Scroll Top

SAAT ELANG IBU KOTA MENOLAK MAINSTREAM

“Bagi Lazio dan Laziale ini lebih dari sekedar perebutan gelar juara, ini soal harga diri La Prima Squadra Della Capitale yang berarti Klub pertama ibu kota”

Apa yang terlintas dibenak Anda ketika mendengar nama Societa Sportiva Lazio atau biasa disingkat SS Lazio atau jika mau lebih singkat, sebut saja Lazio? Sederet pemain mega-bintang di era 90-2000 yang berhasil menahbiskan Lazio sebagai Raja Eropa di tahun 1999/2000 kala bersua Manchester United di ajang Piala Super Eropa kah? Ya bisa saja. Lebih dari satu dekade yang lalu, nyaris semua klub Serie A akan tunggang-langgang ketika berhadapan dengan Lazio, ibarat kata Lazio adalah dream-team di eranya. Bahkan hingga saat ini saya menulis, belum saya temukan dream-team seperti Lazio.
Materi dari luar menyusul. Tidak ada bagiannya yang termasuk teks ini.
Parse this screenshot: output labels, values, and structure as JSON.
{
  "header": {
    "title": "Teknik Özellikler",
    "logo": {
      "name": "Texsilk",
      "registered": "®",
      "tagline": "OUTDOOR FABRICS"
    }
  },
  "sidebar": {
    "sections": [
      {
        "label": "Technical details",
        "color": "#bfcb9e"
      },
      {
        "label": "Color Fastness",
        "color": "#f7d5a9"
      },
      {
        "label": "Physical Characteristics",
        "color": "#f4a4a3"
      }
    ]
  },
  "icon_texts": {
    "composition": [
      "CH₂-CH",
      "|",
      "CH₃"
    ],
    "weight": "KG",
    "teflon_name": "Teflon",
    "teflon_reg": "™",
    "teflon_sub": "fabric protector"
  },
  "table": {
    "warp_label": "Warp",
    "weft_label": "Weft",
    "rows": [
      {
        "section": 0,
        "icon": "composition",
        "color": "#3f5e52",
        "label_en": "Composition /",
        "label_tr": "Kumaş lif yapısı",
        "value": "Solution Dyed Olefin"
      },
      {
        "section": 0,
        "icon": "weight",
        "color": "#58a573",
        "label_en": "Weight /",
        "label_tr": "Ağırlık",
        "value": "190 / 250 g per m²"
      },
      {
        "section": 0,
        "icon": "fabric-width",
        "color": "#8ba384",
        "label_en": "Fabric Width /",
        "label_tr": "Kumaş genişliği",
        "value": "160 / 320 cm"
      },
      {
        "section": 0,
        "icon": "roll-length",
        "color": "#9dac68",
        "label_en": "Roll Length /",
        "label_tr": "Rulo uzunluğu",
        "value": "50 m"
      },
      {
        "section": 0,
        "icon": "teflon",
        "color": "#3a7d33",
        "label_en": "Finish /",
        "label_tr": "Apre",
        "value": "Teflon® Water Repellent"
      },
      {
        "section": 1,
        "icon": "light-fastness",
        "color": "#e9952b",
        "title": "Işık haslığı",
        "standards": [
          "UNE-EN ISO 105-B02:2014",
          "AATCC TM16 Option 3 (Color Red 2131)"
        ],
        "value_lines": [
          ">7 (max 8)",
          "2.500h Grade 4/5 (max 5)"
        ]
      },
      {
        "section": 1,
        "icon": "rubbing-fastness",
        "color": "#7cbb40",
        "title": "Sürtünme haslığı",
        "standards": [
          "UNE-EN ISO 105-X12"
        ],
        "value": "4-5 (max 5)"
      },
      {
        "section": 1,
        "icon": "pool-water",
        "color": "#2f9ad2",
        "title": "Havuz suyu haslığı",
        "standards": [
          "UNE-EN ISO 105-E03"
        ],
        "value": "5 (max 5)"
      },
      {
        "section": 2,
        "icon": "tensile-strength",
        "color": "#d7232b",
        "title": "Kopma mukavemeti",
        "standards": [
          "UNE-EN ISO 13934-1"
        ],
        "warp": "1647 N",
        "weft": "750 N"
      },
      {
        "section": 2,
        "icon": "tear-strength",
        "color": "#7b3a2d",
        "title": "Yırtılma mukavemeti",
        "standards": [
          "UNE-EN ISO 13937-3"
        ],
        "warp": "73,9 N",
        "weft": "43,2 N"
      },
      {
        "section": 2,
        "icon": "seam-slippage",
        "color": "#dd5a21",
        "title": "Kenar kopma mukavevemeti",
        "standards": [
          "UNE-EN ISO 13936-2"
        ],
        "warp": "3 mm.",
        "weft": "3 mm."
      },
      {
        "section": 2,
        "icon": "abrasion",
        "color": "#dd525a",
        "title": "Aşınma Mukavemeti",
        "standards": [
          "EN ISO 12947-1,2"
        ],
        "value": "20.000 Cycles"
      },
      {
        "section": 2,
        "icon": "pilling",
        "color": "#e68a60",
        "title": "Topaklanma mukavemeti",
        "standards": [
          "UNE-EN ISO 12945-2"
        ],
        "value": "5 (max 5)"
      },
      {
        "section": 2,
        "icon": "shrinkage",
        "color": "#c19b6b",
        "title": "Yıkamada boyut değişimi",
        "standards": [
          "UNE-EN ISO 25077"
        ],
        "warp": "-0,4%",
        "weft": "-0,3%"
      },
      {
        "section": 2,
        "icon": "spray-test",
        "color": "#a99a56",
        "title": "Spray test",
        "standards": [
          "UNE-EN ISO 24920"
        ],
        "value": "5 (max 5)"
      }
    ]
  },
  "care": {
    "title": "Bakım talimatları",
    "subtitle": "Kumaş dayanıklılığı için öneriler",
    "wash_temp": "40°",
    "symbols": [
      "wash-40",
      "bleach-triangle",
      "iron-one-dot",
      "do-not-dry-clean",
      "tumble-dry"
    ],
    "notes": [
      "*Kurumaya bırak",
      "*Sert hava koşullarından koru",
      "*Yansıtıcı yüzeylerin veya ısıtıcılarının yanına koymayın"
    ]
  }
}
Ambil saja contoh kecil dari transfer brutal Manchester City dan Real Madrid, demi membangun dream-team kedua klub ini tak tanggung-tanggung menggelontorkan dana yang cukup jika ingin membentuk satu klub baru divisi 3 – bahkan Liga Super Indonesia – Laziale (sebutan fans Lazio) pun akan setuju jika Sergio Cragnotti adalah Presiden klub terbaik dunia.Cragnotti berhasil membangun dan menerbangkan Elang Ibu Kota untuk terbang bebas dan tak akan pernah lagi menginjakan kakinya ke tanah, layaknya Florentino Perez di Real Madrid, begitu pula yang dilakukan oleh Cragnotti. Belanja pemain dengan skala cukup besar, Christian Vieri, Hernan Crespo, Juan Sebastian Veron pun di datangkan. Jelas, bahwa Cragnotti tak ingin setengah-setengah dalam merombak skuat Lazio menjadi klub yang benar-benar ditakuti seantero Eropa, terlebih dengan rival abadi kota, AS Roma. Hasilnya pun terbilang sukses besar karena dominasi Lazio di papan atas klasemen Liga Italia, hingga akhirnya membawa Lazio menjadi tim pertama asal kota Roma yang berhasil menjuarai kompetisi Eropa.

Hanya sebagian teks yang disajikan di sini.